Ce sont les médias de masse qui font de l’exercice de la liberté d’expression une réalité[1].
La Cour interaméricaine des droits de l’homme énonce de façon succincte un principe qui est universellement reconnu aujourd’hui en droit international : l’exercice de la liberté d’expression dans une démocratie a peu de sens si elle ne peut être exercée qu’au niveau individuel. La liberté d’expression ne concerne pas seulement ce qu’on a le droit de dire à son voisin, ou ce qu’il a le droit de nous dire. Elle concerne aussi, et surtout, l’expression de faits et d’opinions et la transmission d’informations à travers les médias.
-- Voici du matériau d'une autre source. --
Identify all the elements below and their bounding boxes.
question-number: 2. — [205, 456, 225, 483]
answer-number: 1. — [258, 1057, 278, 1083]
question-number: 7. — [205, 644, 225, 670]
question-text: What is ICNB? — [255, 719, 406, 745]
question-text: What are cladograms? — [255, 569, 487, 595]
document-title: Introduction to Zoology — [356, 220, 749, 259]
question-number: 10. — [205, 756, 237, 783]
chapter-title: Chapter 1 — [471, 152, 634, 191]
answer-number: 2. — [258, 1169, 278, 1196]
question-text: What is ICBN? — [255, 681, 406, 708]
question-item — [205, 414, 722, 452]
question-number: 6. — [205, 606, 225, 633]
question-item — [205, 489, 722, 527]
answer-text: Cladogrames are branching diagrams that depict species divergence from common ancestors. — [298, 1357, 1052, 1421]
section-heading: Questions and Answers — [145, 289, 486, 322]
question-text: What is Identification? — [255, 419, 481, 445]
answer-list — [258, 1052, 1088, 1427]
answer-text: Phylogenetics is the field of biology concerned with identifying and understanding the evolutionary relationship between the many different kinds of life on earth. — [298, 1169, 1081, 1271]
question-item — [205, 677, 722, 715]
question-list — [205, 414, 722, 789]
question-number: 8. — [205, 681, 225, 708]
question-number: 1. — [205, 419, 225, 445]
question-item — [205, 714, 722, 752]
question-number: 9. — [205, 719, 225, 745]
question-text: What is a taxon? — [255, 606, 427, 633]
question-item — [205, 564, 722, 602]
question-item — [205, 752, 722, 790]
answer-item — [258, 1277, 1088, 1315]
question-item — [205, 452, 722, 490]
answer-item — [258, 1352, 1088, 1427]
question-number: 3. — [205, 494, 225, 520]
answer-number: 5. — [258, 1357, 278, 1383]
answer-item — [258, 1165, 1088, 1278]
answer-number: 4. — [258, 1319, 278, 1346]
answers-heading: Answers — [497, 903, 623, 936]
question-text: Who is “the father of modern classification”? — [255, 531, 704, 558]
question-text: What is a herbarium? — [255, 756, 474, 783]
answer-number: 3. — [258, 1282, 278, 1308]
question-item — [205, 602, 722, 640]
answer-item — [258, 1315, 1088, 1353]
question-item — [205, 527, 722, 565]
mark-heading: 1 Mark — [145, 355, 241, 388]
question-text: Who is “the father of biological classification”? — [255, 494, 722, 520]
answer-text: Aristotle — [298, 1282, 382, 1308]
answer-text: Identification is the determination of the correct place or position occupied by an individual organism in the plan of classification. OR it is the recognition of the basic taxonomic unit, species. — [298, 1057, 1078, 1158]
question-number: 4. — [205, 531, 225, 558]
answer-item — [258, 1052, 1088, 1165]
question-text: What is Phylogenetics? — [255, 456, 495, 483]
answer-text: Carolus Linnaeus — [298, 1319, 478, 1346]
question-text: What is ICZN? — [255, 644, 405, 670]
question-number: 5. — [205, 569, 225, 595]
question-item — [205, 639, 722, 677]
Le tribunal international ayant le plus développé cette approche est la Cour européenne des droits de l’homme. Cette dernière a conclu que la liberté des médias est indispensable pour tenir les citoyens informés :
« La liberté de presse donne au public un des meilleurs moyens pour découvrir et se former une opinion sur les idées et attitudes de leurs leaders politiques. Elle donne en particulier aux politiciens la possibilité de commenter les préoccupations de l’opinion publique après y avoir réfléchi. Cela permet à chacun de participer à un débat politique libre, ce qui est au cœur même du concept d’une société démocratique[2]. »
Les médias informent le public sur les questions d’intérêt public et agissent comme chiens de garde du gouvernement :
« Il incombe à la presse de transmettre des informations et des idées sur les questions d’intérêt public. Le public a aussi le droit de recevoir ces informations et ces idées. Si tel n’était pas le cas, la presse ne serait plus en mesure de jouer son rôle vital de chien de garde[3]. »
Selon la Cour européenne, le rôle démocratique des médias revêt deux aspects : l’information du public et la surveillance du gouvernement. Ce rôle n’impose pas d’obligations particulières à quelque média que ce soit. Il oblige plutôt les gouvernements à s’assurer que les médias sont en mesure de remplir ces fonctions. Ce principe a des implications pratiques évidentes dans le domaine des élections.
Les gouvernements peuvent réglementer les aspects techniques de la radio-télévision selon la Cour européenne. La distribution des fréquences doit se faire d’une façon juste et non discriminatoire. Les médias sont assujettis au droit du pays – par exemple, en matière de diffamation ou d’incitation – mais en règle générale, les gouvernements ne peuvent pas restreindre le contenu des médias.
[1] Adhésion obligatoire à une association prescrite par la loi pour la pratique du journalisme, Cour interaméricaine des droits de l’homme, Adv. Opn. OC-5/83 du 13 nov. 1985, série A no 5, repris dans le Human Rights Law Journal (7) (1986), 74 et dans 8 EHRR 165.
[2] Castells contre Espagne, jugement du 23 avril 1992, série A no 236, paragr. 43.
[3] Thorgeirson contre Islande, jugement du 25 juin 1992, série A no 239, paragr. 63.